GREENVILLE, Sinoe – Barely two weeks following the pronouncement of more stringent measures by the National Fisheries and Aquaculture Authority to ensure compliance with the yearly registration by all heavy-duty canoe operators, fishermen in Sinoe are complaining about the exorbitant nature of the increments.
Speaking to The Bush Chicken in Greenville on February 18, the chairman of the Fanti Canoes Association, James Kwakwu, expressed his organization’s grave concerns over the hike in NaFAA fees.
Under the new fee schedule issued by NaFAA, motorized canoes using equipment rated between 1-14 horsepower will now pay US$200 for their fishing licenses. Those rated 15-40 horsepower in capacity will pay US$475, while those in the 41-100 horsepower range will pay US$1,000. Migrant or seasonal fishermen will pay US$1,250.
Kwakwu said the previous fees for canoes 1-14 horsepower canoes was L$3,500 (US$17.95) per year for the past decade. For 15-40 horsepower canoes, the fee was L$5,500 (US$28).
According to Kwakwu, NaFAA’s insistence that the new fees must be paid before any fisherman can fish has effectively halted their operations in the county for the past weeks because most of his members are not financially equipped to meet up with the yearly license or registration requirements at this time.
“The money is too high and [the] government is not giving us any support. We buy our own nets and canoe. Sometimes, if we have [a] problem, nobody, not even the government, stands by us,” he said.
Fishermen in Liberian are not known to be covered by any insurance program. And so, their deaths at sea are often the responsibilities of their families and friends, therefore increasing the cost of industry-wide risk to individual fishermen.

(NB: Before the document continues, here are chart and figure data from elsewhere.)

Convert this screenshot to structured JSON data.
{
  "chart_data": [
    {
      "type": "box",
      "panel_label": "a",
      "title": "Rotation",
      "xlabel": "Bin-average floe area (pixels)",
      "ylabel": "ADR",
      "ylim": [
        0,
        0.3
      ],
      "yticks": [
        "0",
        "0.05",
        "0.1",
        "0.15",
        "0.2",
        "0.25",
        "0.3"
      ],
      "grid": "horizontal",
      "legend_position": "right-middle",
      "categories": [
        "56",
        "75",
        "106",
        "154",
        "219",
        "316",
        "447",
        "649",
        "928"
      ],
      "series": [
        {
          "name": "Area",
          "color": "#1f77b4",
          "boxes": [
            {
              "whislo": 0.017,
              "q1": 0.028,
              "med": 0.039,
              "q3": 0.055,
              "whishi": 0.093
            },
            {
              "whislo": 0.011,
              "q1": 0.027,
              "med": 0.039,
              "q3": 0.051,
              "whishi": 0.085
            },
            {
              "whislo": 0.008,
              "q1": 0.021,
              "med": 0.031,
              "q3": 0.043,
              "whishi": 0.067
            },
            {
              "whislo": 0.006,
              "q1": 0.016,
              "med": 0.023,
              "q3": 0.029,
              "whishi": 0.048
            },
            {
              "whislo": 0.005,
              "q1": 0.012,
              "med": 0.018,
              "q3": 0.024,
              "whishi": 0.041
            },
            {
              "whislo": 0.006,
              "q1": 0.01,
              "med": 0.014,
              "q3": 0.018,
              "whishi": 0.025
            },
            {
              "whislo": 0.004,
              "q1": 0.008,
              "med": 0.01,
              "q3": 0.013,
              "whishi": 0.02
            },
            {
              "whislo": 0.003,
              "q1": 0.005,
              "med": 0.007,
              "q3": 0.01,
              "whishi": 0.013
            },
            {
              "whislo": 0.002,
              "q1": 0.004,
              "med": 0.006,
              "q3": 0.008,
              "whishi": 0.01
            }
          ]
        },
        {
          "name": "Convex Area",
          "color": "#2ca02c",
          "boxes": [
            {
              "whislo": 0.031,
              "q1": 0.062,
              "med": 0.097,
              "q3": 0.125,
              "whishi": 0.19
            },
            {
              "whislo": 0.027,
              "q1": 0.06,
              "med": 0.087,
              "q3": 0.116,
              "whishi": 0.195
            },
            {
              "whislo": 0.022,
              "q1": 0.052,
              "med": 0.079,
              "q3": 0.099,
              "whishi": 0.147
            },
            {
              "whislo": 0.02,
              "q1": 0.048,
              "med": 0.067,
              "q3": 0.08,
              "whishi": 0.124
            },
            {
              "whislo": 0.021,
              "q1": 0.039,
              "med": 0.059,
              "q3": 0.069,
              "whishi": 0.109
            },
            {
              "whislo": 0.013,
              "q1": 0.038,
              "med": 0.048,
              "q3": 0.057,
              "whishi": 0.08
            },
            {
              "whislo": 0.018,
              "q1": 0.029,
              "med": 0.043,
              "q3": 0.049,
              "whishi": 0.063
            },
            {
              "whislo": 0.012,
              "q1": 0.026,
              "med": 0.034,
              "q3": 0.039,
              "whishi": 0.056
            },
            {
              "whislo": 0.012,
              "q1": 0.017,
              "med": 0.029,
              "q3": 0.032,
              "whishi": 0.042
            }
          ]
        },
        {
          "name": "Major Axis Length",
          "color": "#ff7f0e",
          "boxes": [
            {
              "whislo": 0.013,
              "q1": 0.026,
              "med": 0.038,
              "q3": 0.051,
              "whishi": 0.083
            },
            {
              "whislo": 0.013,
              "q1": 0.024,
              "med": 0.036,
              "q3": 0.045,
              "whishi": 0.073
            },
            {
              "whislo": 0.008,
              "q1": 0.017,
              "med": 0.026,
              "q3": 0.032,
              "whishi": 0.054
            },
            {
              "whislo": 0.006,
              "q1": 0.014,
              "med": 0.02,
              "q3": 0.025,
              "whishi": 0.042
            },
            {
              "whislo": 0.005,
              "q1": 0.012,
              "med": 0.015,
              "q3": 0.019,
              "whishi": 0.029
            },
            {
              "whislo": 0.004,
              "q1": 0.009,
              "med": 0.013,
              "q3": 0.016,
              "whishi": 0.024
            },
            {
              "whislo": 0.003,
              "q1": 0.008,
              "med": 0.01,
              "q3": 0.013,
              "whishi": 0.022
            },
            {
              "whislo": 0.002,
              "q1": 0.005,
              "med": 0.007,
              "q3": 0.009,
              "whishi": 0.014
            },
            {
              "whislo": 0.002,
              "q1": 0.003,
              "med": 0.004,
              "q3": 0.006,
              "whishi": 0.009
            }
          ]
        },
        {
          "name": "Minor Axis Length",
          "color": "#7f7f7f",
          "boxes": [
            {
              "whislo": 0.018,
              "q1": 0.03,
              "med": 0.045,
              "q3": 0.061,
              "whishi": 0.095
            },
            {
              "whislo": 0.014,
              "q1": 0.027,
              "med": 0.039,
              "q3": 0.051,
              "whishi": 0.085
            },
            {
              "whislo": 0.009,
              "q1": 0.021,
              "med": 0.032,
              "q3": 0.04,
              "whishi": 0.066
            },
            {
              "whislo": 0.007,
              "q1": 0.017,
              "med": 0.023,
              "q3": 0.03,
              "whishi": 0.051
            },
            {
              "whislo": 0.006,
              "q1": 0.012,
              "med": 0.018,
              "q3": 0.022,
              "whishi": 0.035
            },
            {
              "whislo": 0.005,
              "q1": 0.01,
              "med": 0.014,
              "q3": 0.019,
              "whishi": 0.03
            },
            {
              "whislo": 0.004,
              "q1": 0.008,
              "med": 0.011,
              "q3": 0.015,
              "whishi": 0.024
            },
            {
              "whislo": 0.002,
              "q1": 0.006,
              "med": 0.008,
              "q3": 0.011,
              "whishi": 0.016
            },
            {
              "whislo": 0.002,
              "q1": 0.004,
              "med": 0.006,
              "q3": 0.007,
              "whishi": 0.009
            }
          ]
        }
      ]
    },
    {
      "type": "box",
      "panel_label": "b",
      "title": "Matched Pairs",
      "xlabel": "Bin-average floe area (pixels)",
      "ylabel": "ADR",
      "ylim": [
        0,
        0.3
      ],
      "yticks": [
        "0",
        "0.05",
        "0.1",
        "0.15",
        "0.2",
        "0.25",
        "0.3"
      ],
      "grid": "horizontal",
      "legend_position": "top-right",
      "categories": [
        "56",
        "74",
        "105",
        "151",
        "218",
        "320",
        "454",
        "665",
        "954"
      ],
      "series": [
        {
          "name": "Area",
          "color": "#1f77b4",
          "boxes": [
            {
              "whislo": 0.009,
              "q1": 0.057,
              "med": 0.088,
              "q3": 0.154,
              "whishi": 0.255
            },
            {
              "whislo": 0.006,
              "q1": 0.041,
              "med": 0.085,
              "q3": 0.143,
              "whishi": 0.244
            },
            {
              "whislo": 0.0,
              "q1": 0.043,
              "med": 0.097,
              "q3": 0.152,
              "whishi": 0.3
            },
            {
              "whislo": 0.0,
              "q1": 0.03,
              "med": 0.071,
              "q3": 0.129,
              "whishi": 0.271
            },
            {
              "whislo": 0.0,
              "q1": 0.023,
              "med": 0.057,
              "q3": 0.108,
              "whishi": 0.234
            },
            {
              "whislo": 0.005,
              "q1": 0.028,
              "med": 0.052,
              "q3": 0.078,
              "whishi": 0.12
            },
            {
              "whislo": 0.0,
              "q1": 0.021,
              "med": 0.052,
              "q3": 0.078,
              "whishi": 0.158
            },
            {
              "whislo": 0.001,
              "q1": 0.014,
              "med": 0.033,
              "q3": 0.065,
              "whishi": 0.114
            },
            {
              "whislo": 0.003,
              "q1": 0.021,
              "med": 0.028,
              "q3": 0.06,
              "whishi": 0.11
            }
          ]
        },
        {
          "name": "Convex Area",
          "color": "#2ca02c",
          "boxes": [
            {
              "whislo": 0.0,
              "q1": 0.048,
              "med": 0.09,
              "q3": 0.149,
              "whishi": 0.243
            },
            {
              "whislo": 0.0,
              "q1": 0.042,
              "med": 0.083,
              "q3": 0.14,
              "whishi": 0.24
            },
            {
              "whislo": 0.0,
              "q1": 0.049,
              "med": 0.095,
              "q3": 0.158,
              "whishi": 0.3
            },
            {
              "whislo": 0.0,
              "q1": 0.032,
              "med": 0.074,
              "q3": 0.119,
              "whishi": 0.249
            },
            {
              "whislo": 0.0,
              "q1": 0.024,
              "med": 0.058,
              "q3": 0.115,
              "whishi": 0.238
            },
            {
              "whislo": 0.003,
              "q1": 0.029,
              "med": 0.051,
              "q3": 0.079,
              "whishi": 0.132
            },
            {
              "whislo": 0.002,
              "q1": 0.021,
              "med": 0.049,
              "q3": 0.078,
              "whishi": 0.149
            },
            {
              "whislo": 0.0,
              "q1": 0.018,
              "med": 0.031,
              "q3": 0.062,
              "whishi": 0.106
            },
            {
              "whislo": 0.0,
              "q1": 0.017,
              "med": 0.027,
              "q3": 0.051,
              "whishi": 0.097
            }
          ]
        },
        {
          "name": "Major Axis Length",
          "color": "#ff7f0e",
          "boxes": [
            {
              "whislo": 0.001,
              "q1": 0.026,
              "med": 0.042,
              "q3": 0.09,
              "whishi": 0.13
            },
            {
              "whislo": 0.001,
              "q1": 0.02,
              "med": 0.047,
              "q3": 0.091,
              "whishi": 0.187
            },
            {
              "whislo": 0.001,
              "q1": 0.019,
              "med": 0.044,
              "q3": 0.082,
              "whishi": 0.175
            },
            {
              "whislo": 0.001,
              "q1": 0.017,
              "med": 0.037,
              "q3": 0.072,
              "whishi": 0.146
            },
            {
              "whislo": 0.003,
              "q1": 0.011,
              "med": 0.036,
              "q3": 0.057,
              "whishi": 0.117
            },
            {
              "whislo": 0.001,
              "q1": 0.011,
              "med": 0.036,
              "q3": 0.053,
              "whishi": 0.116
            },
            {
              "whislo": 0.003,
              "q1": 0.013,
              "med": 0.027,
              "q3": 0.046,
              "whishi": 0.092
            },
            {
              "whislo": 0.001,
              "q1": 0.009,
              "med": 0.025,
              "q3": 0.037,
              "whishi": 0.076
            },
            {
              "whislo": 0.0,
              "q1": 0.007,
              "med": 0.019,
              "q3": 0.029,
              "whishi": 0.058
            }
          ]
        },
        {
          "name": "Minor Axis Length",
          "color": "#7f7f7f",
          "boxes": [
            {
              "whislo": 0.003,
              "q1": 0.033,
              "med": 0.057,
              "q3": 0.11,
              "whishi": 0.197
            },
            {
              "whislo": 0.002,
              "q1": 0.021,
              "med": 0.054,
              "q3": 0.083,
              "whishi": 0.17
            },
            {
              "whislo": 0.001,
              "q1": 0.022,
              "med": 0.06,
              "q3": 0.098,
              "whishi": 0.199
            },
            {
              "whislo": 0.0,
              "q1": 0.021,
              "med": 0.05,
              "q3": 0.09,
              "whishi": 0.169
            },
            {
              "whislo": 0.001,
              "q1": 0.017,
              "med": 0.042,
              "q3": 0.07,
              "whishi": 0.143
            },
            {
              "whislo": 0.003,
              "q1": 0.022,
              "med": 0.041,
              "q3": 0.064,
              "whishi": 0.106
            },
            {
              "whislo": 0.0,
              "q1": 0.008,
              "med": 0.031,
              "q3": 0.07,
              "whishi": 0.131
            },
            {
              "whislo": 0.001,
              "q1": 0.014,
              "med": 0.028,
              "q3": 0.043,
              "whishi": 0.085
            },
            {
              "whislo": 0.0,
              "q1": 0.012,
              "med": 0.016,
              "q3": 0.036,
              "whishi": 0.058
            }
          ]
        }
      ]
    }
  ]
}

“Some of us were born in Liberia, and since the time of President Charles Taylor up to Ma Ellen time, this is the first time we’re noticing such a huge increase when it comes to fees and registration of canoes in Sinoe County,” Kwakwu added.
“We are, therefore, appealing to the government to please reduce the money so that we can be able to pay. Because for some of us, our children and family [are] depending on us to survive. And if we are just sitting and doing nothing, who will help take care of them?”
The increase in fees and registration has already begun to impact the fishing industry in the county. The number of canoes going out to sea has dropped because some fishermen are yet to pay the new fees. Prices of fish and fish products have also increased as demand outpaces fishermen’s ability to supply the market. The market price for two snapper fish – a popular dietary favorite of many Liberians – is now L$300 (US$1.54) at the port city of Greenville.
Long lines of market women wishing to buy directly from the fishermen can now be seen along Sinoe’s beaches on a daily basis. This situation has continued unabated for nearly two weeks now.
A local market woman, Oretha Nimely, explained her ordeal, “Since this afternoon, we been here waiting to see whether we can get small fish. But it is not easy. Even the number of canoes that used to go on the water is no longer the number again, because of what the government now says the fishermen should pay.”
But authorities at NaFAA are pushing back against the fishermen’s complaint, insisting that the new fees are in line with reports in the industry’s licensing rules.
According to Lewis Konoe, NaFAA’s spokesman, these new regulations are intended to raise revenues for the government from the fishing industry, especially from fishermen engaged in semi-industrial fishing throughout the nine coastal counties, based upon the capacity of outboard machines, or motorized fishing boats.
The new fees for small scale fishing licenses have already gone into effect.
NaFAA is adamant it will not compromise the enforcement of these new fees and related penalties against uncompliant fishermen. It says absolutely no fisherman will be permitted to fish who does not possess an up-to-date license.
A joint inter-agency fisheries task force has already been set up to vigorously inspect and enforce compliance across Liberia’s coastal communities. The task force includes the Liberia National Police, the Coast Guard, the Ministry of Commerce, the Liberia Drugs Enforcement Agency, and the Liberia Immigration Services.